While it's initially disconcerting to hear the word 'Boris' spoken minus its traditional suffix 'is a cunt', it quickly becomes apparent that much of the anticipation for the Tokyo trio's Roundhouse performance stems from the fact that no-one has the slightest idea what's in store. Festival sets are rarely an appropriate forum for experimentation, particularly when artists have 30-40 minutes to make an impression upon the curious and uninitiated, which results, understandably, in most acts delivering sets as predictable as Spurs' end-of-season trophy haul. But Boris' expansive catalogue - 29 studio albums, three of those emerging in 2022 alone, plus myriad EPs and collaborations - makes second-guessing their intentions impossible.
En route to The Roundhouse, which today replaces the Electric Ballroom as the event's largest venue, a stop off in The Devonshire Arms aka The Dev, brings a pleasing encounter with Edinburgh's Earl Of Hell, a likeable bunch with a quick-witted frontman, and hooks, riffs and grooves to burn in the likes of I Am The Chill and Hang 'Em High, the latter prefaced by some crowd-assisted 'Yeehaw!'s.
Boris, predictably unpredictable, are something else. It's genuinely heartening to see The Roundhouse so busy for a band so challenging, and those in attendance are rewarded with the set of the weekend. It's drawn largely from 2020's savage NO set and 2022's Heavy Rocks - not to be confused with the albums of the same name which Takeshi, Wata and Atsuo issued in 2002 and 2011, obviously - which, in theory, should make for a more 'conventional' show, but oh boy, where to start? Picking apart the 13-song set would be reductive as it's an all-in, immersive sensory experience, low drones merging into white noise into blast beats into delicately picked Japanese folk melodies into shoegaze fuzz: it's a lot. During Nosferatou, Londoner Holly Amber shimmers across the stage like a belly-dancing angel en route from Heaven to Hell, after which it seems pointless to do anything but feel the noise as it crashes and seduces and terrifies and soothes in turn. A remarkable performance.

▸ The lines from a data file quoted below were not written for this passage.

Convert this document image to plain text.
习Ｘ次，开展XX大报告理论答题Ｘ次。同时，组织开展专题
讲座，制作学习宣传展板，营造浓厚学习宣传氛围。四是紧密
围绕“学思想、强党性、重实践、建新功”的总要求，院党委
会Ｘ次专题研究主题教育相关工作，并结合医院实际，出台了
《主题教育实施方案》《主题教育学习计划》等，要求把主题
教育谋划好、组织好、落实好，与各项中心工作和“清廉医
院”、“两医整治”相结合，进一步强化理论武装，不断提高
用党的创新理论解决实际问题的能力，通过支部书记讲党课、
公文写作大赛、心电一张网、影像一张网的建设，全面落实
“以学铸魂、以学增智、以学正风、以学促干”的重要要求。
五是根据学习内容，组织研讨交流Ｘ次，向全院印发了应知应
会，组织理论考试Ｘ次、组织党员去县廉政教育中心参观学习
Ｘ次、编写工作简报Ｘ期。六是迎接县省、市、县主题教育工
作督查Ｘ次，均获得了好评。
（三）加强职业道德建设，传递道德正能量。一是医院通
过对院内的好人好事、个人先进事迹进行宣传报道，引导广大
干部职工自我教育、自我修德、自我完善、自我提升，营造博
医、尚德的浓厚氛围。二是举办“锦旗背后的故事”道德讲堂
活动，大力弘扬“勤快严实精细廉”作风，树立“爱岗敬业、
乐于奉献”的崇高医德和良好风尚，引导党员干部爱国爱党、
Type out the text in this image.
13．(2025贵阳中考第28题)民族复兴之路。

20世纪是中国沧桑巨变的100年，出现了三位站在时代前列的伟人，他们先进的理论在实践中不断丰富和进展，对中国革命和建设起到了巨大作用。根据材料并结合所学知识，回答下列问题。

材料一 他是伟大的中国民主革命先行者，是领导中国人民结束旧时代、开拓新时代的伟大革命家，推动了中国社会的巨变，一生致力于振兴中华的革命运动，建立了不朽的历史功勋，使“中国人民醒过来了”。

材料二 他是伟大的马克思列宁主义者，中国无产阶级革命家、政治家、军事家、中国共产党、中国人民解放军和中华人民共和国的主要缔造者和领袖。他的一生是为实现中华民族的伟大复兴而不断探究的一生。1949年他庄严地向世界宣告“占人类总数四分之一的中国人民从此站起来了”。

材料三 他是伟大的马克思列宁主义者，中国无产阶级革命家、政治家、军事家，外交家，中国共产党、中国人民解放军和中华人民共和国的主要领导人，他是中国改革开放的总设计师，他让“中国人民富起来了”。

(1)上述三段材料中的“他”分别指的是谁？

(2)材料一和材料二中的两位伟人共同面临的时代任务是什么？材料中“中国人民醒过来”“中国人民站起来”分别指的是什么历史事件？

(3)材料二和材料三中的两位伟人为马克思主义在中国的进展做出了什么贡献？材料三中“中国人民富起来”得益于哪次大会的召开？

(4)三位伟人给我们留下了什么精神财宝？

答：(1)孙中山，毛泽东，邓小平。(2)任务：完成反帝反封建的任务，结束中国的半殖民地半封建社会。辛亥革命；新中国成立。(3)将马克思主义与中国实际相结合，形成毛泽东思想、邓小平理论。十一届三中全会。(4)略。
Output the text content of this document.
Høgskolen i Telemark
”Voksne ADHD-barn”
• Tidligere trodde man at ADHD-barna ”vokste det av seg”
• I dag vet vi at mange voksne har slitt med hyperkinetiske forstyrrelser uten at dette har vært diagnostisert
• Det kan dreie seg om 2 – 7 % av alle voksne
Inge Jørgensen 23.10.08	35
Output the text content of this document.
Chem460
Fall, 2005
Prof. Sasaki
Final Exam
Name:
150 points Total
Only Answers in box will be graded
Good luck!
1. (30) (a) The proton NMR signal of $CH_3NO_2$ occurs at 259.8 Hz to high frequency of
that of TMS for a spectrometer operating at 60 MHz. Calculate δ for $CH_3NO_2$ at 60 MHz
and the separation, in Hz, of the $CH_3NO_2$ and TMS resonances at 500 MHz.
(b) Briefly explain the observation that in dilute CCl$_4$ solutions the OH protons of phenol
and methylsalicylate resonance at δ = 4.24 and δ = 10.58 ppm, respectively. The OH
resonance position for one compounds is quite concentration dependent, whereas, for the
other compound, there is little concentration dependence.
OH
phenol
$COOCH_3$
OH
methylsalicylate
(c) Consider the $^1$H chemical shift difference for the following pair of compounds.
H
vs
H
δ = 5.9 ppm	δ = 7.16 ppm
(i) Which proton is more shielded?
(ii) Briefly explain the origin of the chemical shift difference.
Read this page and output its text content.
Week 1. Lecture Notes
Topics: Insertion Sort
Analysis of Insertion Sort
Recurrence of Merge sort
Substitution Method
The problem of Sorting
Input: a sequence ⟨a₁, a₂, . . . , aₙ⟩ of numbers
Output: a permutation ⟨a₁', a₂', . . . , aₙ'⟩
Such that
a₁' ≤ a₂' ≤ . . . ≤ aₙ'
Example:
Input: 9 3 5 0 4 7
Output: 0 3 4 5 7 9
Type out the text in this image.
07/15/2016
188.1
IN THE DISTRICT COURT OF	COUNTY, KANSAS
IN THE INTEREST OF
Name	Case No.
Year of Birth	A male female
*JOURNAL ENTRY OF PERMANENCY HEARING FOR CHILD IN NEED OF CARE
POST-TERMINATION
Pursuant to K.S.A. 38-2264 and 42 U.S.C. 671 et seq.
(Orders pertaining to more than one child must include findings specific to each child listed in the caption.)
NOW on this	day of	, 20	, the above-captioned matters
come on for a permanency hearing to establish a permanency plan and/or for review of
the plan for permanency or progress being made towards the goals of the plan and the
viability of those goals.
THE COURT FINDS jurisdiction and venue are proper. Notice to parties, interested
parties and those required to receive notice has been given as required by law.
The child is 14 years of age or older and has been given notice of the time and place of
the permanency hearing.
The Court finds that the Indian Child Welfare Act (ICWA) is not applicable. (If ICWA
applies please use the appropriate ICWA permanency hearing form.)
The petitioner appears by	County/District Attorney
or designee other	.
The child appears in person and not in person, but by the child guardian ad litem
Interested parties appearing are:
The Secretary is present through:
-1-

It's to their great credit that headliners Uncle Acid & The Deadbeats are able to follow Boris without becoming a mere footnote. Drawing influence from '70s occult rock (Coven, Sabbath, Blue Oyster Cult), The Beatles, Alice Cooper, vintage horror and B-movies, Kevin Starrs' band were such a breath of fresh air when they first broke through with 2011's Blood Lust, and it's tempting to wonder how big they might be now had former Rise Above labelmates Ghost not emerged from similar shadows around the same time. Whatever, with Rise Above boss/national treasure Lee Dorrian looking on, tonight the likes of 13 Candles, Death's Door and Ritual Knife are doomy delights, and a reminder of what a fiendishly under-rated joy the Cambridge band are.
Can we fast forward straight to DesertFest '24 now pretty please?